5. Titus Andronicus, The Monitor

The components are so disparate -- snot-nosed, Jersey lo-fi punk band; spoken-word interludes; a penchant for Irish reels and epic, seven-minute-plus tunes -- that the whole should not work as well as it does. Ostensibly a sort-of concept album rooted in the Civil War, The Monitor is one massively ambitious work that strikes a nerve, sticks with you and wears its grandiosity lightly.

6. Patty Griffin, Downtown Church

Honestly, Griffin could sit around singing the classifieds and it would be better than 90 percent of what's out there. It's surprising that it's taken the flame-haired songbird so long to get around to focusing on gospel tracks, but consider this heavenly stunner her riff on the Cowboy Junkies' The Trinity Session.
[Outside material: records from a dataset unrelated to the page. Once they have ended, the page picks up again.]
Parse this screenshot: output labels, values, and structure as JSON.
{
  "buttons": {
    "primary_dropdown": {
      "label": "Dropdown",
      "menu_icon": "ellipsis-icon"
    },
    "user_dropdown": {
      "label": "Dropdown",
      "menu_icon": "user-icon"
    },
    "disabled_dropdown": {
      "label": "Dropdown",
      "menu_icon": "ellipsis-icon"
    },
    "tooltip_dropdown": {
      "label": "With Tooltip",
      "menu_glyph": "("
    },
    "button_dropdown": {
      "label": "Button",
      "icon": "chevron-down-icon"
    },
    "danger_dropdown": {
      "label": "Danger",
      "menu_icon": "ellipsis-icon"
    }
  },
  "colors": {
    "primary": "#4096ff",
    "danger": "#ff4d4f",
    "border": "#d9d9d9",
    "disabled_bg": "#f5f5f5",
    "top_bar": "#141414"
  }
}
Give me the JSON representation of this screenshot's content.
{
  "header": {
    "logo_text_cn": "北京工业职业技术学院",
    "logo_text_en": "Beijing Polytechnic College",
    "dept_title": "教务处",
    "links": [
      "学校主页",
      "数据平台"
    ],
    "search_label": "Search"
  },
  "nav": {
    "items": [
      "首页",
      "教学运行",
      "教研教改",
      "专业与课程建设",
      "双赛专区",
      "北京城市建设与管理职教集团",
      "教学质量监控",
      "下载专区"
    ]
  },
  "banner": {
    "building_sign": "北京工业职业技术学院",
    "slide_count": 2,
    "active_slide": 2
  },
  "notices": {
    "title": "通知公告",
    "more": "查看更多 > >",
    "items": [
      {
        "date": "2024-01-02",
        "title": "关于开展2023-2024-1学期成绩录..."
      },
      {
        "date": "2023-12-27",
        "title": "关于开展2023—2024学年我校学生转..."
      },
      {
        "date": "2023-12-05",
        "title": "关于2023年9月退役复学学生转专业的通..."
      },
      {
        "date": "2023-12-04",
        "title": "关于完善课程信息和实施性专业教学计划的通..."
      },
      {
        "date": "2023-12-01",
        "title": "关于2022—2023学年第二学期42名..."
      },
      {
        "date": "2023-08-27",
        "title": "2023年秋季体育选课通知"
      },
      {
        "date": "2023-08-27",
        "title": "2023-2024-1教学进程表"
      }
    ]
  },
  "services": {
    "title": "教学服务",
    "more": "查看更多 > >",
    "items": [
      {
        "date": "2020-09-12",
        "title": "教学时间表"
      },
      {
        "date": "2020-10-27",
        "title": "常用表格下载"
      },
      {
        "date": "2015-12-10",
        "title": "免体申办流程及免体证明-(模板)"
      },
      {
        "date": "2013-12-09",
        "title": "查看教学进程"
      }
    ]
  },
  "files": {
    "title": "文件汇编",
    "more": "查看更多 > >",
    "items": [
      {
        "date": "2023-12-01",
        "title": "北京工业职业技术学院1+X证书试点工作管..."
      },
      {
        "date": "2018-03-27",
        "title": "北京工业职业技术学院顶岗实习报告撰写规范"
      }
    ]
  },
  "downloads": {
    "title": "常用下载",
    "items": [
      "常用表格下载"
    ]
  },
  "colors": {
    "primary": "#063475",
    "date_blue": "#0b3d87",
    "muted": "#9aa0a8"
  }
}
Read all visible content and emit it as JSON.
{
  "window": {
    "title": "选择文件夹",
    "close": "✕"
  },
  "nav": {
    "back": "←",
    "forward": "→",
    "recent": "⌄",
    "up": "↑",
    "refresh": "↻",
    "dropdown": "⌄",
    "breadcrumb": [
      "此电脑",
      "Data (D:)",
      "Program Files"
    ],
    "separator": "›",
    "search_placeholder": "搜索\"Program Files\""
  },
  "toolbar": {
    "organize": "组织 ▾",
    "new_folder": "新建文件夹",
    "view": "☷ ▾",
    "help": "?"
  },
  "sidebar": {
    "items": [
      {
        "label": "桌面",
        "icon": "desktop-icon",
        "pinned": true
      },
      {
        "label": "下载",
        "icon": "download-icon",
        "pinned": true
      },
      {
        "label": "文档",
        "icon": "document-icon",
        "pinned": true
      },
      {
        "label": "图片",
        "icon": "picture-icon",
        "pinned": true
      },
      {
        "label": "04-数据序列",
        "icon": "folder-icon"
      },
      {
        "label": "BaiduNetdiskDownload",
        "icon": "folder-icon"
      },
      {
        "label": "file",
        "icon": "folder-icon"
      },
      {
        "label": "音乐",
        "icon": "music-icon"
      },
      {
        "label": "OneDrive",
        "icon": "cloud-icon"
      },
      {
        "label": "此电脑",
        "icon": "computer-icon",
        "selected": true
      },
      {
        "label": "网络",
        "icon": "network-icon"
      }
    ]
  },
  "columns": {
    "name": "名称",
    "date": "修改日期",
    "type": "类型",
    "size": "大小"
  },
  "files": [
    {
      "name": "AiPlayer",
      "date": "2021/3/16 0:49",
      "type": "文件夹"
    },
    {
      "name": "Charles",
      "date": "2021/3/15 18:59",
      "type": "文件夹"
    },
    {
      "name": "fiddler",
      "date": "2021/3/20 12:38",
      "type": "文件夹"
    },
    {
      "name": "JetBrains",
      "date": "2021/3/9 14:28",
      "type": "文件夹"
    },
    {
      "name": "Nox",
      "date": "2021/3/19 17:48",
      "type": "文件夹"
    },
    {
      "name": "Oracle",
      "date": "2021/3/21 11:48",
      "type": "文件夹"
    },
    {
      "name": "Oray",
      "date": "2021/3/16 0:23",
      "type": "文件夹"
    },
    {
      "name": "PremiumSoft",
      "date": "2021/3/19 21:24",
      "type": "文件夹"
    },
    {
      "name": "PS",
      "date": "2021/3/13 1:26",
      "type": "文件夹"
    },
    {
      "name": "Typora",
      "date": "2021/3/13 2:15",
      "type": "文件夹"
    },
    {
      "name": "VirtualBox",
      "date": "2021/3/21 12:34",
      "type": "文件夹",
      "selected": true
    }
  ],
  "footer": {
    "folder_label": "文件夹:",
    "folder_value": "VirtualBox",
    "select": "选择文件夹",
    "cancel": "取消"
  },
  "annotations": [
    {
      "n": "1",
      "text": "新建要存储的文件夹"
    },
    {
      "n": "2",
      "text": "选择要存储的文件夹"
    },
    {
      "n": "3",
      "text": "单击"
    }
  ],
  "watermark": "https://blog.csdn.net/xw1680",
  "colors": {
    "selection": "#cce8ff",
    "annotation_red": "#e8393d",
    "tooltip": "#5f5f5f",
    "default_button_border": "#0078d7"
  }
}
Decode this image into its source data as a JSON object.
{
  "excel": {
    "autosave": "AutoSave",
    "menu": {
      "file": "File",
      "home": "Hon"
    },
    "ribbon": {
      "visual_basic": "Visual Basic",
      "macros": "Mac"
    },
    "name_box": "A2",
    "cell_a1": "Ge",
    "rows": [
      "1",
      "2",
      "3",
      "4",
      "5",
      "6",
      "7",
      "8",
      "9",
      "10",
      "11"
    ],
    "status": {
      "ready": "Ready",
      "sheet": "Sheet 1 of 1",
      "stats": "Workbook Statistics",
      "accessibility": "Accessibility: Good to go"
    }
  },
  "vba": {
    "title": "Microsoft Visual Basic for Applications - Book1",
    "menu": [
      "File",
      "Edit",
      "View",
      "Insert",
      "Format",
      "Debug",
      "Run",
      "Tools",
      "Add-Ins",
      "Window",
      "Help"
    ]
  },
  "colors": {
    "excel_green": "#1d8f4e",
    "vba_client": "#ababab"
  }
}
7. Jamey Johnson, The Guitar Song

Sorry, Sugarland: This is what country music sounds like. Johnson offered up a double-disc, 25-song collection that traverses the rocky terrain of the soul, celebrating the good times with the bad, with scarcely a second thought. Bracing, uncompromising and built to last for centuries, The Guitar Song reclaims Nashville's honor.

8. Gorillaz, Plastic Beach

Wonderfully weird and bursting at the seams with hip guest stars (it's not every day you find Snoop Dogg rubbing elbows with Mark E. Smith), this Technicolor odyssey through mastermind Damon Albarn's worldly, 23rd century cranium spawned one of the year's most joyous tours (see below).

9. The Black Keys, Brothers

A long-time underground favorite, the Black Keys broke through in 2010, thanks to this weirdly anachronistic effort. Overseen in part by producer Danger Mouse, Brothers is rife with blistered blues and sinuous guitar rock. It's a grimy come-on disguised as an Urban Outfitters soundtrack.

10. MGMT, Congratulations

Few things are more satisfying than a band seizing the opportunity to prove itself. MGMT does that with gusto here, with a record whose scope and an ambition feel revelatory.